Community Articles
Find and share helpful community-sourced technical articles
Super Guru


This article will demonstrate how to rapidly launch a Spark cluster on AWS via CloudBreak.

The prerequisites are documented here. Once you have a AWS account and credentials, launching a Spark cluster is simple.

CloudBreak is your command and control center UI for rapidly launching clusters on AWS, Az\ure, GCP, and on prem. Once the UI is up, add your AWS credentials


  • Select AWS as your cloud provider


  • Select the method for authentication.
    • Key or Role. I prefer role but both work well. Click on the help button and follow the directions on how to setup auth for either method.

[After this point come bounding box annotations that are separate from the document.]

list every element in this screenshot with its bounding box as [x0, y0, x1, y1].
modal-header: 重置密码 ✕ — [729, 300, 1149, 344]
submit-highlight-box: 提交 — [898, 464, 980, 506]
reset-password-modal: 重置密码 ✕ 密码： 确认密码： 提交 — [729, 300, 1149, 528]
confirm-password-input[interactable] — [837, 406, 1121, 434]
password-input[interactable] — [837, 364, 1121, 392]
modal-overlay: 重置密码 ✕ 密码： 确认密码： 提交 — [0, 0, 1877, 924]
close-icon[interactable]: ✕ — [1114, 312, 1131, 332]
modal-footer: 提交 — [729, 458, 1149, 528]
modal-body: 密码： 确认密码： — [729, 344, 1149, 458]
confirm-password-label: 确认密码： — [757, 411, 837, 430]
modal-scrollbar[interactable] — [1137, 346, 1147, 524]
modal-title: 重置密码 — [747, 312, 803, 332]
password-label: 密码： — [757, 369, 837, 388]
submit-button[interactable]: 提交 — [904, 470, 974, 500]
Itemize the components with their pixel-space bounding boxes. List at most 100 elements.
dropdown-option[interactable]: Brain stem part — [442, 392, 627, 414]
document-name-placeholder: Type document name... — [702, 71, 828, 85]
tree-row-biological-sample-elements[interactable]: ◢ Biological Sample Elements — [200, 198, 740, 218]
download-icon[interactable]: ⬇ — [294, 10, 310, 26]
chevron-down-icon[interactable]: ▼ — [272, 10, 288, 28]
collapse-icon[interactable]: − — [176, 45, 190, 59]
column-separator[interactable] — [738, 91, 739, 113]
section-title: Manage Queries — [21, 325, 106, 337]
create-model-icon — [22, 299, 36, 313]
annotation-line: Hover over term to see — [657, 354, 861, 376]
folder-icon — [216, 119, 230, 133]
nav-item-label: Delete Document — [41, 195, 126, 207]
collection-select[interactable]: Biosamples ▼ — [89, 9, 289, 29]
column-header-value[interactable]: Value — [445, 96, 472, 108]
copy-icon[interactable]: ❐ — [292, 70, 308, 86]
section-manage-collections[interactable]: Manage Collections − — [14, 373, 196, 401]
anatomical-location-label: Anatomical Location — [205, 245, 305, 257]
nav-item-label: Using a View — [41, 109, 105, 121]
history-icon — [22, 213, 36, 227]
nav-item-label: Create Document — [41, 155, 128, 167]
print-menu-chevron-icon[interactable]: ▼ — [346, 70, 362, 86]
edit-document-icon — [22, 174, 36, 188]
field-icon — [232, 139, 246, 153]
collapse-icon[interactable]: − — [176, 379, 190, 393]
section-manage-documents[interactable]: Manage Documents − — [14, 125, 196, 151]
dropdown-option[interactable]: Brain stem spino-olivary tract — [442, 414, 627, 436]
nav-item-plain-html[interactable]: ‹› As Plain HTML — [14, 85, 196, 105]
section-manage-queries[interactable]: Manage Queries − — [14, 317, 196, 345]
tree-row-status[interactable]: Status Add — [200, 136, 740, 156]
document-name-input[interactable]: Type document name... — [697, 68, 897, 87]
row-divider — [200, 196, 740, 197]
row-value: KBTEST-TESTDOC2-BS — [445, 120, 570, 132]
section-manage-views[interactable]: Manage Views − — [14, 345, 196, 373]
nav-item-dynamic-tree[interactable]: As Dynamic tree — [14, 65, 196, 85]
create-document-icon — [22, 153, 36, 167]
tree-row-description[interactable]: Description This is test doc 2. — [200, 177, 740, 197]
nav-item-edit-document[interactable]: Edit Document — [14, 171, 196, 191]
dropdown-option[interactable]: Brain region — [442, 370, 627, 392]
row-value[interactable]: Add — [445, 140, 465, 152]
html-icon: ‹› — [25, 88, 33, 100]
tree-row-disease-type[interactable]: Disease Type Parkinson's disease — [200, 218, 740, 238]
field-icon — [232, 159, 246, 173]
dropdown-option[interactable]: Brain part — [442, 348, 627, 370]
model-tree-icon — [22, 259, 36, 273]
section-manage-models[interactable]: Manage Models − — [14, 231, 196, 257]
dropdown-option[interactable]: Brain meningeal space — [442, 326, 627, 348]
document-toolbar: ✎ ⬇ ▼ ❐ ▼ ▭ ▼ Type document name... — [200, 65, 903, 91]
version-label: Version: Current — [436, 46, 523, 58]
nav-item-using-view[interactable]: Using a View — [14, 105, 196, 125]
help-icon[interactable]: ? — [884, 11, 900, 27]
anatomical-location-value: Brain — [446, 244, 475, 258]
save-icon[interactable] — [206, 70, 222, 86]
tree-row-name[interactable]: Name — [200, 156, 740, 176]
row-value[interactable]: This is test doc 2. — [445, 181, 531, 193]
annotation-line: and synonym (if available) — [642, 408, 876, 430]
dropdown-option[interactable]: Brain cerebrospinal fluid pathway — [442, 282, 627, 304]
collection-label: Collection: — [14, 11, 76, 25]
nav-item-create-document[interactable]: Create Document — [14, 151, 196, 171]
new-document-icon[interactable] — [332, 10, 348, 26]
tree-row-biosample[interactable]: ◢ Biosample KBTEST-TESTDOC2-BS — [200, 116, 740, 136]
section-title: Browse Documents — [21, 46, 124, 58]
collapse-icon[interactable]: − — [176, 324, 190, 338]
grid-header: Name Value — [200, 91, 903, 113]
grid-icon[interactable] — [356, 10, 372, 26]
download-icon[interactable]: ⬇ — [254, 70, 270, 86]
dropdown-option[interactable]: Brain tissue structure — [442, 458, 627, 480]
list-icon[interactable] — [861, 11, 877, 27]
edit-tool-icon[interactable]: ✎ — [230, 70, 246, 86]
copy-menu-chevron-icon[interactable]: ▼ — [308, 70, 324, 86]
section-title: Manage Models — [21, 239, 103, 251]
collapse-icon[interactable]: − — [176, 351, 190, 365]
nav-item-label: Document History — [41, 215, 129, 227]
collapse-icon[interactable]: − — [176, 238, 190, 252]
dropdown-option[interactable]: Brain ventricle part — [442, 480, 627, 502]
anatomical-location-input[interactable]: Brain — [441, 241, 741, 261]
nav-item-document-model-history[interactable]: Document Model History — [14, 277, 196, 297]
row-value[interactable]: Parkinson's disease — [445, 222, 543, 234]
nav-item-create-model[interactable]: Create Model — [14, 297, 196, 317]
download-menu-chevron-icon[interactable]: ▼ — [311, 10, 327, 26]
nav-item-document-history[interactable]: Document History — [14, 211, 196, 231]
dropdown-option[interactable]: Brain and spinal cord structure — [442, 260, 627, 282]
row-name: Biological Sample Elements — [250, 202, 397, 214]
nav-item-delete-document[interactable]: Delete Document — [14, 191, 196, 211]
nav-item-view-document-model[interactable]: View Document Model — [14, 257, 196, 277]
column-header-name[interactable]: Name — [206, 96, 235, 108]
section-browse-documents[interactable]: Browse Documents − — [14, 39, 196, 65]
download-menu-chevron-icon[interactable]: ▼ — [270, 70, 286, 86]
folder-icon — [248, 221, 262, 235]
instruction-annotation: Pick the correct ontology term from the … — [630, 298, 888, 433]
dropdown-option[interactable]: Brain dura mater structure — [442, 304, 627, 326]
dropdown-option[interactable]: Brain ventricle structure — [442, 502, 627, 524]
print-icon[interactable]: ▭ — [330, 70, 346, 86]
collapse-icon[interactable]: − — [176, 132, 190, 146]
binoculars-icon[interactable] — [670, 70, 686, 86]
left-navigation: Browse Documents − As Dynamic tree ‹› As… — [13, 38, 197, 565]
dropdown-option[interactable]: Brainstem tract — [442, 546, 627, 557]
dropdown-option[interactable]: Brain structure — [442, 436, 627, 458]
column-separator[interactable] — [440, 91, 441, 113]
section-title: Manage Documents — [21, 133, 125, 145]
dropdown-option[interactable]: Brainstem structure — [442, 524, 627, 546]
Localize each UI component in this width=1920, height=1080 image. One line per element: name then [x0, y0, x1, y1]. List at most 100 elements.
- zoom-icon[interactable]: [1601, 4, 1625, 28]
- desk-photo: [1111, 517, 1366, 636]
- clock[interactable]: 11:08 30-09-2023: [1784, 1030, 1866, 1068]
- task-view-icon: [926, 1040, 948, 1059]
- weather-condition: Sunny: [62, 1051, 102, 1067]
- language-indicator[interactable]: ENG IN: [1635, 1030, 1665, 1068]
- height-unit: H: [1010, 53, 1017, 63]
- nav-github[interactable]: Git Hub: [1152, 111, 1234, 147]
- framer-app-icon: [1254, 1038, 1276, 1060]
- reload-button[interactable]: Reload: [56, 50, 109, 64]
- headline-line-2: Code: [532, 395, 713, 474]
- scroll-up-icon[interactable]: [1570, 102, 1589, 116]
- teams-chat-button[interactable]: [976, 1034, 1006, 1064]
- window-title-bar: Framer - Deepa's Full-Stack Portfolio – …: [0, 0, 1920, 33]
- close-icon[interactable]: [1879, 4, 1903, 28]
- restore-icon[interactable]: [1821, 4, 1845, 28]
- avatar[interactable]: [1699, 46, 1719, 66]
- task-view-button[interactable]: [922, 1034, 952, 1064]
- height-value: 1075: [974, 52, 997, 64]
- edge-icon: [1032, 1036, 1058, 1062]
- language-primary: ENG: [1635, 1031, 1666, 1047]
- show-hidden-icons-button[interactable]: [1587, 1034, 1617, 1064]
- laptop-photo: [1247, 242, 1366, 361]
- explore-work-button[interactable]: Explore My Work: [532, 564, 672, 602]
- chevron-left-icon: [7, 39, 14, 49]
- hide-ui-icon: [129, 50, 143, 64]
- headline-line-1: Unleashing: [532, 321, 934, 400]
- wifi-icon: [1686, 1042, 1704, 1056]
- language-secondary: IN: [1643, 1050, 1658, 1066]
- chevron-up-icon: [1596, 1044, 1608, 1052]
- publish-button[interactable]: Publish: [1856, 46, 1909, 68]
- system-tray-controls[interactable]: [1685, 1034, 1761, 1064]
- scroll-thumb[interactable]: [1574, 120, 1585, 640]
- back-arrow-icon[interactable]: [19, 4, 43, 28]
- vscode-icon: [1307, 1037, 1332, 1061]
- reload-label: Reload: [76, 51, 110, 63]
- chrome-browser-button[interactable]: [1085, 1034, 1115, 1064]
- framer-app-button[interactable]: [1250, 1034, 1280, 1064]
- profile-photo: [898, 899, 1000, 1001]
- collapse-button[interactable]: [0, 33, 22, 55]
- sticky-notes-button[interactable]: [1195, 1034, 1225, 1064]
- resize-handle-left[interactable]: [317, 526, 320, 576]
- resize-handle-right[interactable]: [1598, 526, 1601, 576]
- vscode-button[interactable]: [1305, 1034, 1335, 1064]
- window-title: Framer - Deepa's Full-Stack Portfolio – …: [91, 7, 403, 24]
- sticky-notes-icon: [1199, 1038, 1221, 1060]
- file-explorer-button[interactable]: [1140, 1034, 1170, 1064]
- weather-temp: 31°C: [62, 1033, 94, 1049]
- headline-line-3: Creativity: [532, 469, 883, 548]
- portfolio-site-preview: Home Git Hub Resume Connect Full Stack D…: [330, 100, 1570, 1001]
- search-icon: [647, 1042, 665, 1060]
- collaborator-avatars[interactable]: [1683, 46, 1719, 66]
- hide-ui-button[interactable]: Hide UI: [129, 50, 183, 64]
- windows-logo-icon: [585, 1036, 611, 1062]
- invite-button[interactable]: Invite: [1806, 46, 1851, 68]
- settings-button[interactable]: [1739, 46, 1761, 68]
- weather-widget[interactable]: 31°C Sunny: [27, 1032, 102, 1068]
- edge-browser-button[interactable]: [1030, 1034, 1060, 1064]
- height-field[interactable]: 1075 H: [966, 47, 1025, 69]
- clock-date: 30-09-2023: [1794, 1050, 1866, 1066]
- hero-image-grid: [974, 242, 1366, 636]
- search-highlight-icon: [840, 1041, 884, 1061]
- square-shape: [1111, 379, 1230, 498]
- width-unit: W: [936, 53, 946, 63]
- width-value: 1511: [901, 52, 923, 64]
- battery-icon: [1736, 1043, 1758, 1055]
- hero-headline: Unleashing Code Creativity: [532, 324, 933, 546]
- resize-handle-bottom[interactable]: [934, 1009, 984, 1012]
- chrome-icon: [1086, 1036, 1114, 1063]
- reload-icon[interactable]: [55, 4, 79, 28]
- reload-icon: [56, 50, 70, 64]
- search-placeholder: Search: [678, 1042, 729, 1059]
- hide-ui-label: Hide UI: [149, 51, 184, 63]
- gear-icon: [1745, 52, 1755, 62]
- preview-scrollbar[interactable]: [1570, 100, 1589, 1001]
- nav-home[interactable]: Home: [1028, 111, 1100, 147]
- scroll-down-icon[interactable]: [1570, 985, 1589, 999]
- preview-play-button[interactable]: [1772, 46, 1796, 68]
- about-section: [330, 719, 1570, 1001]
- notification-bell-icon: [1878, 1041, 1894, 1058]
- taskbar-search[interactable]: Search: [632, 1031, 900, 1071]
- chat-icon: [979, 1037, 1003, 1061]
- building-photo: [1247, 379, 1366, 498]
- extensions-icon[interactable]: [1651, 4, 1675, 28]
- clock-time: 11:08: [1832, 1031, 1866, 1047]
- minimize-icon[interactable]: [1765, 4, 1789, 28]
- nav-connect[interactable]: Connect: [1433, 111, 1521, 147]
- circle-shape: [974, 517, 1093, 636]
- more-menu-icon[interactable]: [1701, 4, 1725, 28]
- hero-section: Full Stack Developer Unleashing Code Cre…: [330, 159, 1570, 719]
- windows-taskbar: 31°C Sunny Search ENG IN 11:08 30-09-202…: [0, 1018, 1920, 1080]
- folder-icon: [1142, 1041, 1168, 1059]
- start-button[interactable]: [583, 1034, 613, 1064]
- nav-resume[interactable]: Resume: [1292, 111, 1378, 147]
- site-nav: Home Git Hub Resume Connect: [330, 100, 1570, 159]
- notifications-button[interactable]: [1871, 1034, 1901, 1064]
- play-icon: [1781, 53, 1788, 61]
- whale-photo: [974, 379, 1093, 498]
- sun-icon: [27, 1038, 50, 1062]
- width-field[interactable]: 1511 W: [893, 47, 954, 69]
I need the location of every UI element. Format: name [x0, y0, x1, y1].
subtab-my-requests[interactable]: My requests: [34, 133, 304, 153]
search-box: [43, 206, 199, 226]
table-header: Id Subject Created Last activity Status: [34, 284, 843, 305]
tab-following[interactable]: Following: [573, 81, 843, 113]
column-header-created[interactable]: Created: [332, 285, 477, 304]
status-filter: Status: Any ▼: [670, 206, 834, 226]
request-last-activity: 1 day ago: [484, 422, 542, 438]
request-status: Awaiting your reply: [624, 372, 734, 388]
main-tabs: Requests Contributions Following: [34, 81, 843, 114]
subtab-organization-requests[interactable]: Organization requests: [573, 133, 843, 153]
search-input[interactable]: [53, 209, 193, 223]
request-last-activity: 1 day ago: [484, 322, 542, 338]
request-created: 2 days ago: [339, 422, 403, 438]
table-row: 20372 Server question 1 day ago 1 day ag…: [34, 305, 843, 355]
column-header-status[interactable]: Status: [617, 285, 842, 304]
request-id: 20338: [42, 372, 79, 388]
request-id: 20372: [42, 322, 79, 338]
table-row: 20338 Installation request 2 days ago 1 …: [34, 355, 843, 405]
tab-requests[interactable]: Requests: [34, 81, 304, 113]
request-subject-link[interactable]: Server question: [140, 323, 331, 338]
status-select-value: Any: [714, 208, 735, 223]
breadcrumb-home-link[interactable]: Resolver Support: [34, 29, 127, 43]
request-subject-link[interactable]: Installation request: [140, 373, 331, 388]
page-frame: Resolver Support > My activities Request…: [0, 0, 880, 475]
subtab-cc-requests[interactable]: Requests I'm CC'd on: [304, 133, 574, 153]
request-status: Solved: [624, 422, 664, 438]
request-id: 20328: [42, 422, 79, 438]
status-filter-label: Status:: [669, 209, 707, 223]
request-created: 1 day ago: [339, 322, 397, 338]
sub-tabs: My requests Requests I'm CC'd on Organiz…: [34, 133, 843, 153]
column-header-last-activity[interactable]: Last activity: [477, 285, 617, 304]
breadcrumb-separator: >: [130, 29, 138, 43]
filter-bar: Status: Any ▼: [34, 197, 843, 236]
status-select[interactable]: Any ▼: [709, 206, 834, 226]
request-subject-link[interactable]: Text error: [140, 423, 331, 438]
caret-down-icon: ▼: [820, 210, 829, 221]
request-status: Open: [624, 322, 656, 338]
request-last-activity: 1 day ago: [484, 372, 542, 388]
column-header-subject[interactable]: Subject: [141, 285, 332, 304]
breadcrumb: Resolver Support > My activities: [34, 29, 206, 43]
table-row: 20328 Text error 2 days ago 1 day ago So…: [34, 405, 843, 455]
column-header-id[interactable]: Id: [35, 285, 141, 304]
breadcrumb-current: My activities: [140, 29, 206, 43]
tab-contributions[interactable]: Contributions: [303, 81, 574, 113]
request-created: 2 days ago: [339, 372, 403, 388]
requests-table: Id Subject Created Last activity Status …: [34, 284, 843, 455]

  • Now that credentials have been setup, cluster creation may begin. Click on "Clusters" on top left and then click on "Create Cluster" on top right


  • Select Advanced on top left
  • Select Credential: Your AWS Credentials
  • Cluster Name: Name your cluster
  • Region: AWS Region
  • Platform Version: HDP 3.0
  • Cluster Type: To run data science and ETL workloads, select HDP 3.0 Data Science blueprint
  • Click Next


  • Choose Image Type: Select Base Image
  • Choose Image: Select Redhat from drop down list


  • Here options are presented to select AWS instance types. If doing this for the first time, the defaults are fine. Click Next


  • Select the VPC this cluster will be deployed to. If a VPC has not been pre-created, CloudBreak will create one. Click Next


  • Clusters launched on AWS can access data stored in s3. Instructions on enabling s3 access is here.


  • Recipes are actions performed on nodes before and/or after cluster install. If custom actions are not required, click next


  • Next option is to configure auth and metadata database. For those just beginning, click next.
  • Knox is highly recommended; however, if running for first time then disable it.


  • Select AWS security group (SG). If SG has not been pre-created CloudBreak will create one.


  • Lastly, enter a password for the admin user and ssh key. SSH key will be required if there is interest in ssh'ing into the nodes.


The cluster may take 5-15 minutes to deploy. Once the cluster is up the Ambari URL will be available. Enjoy!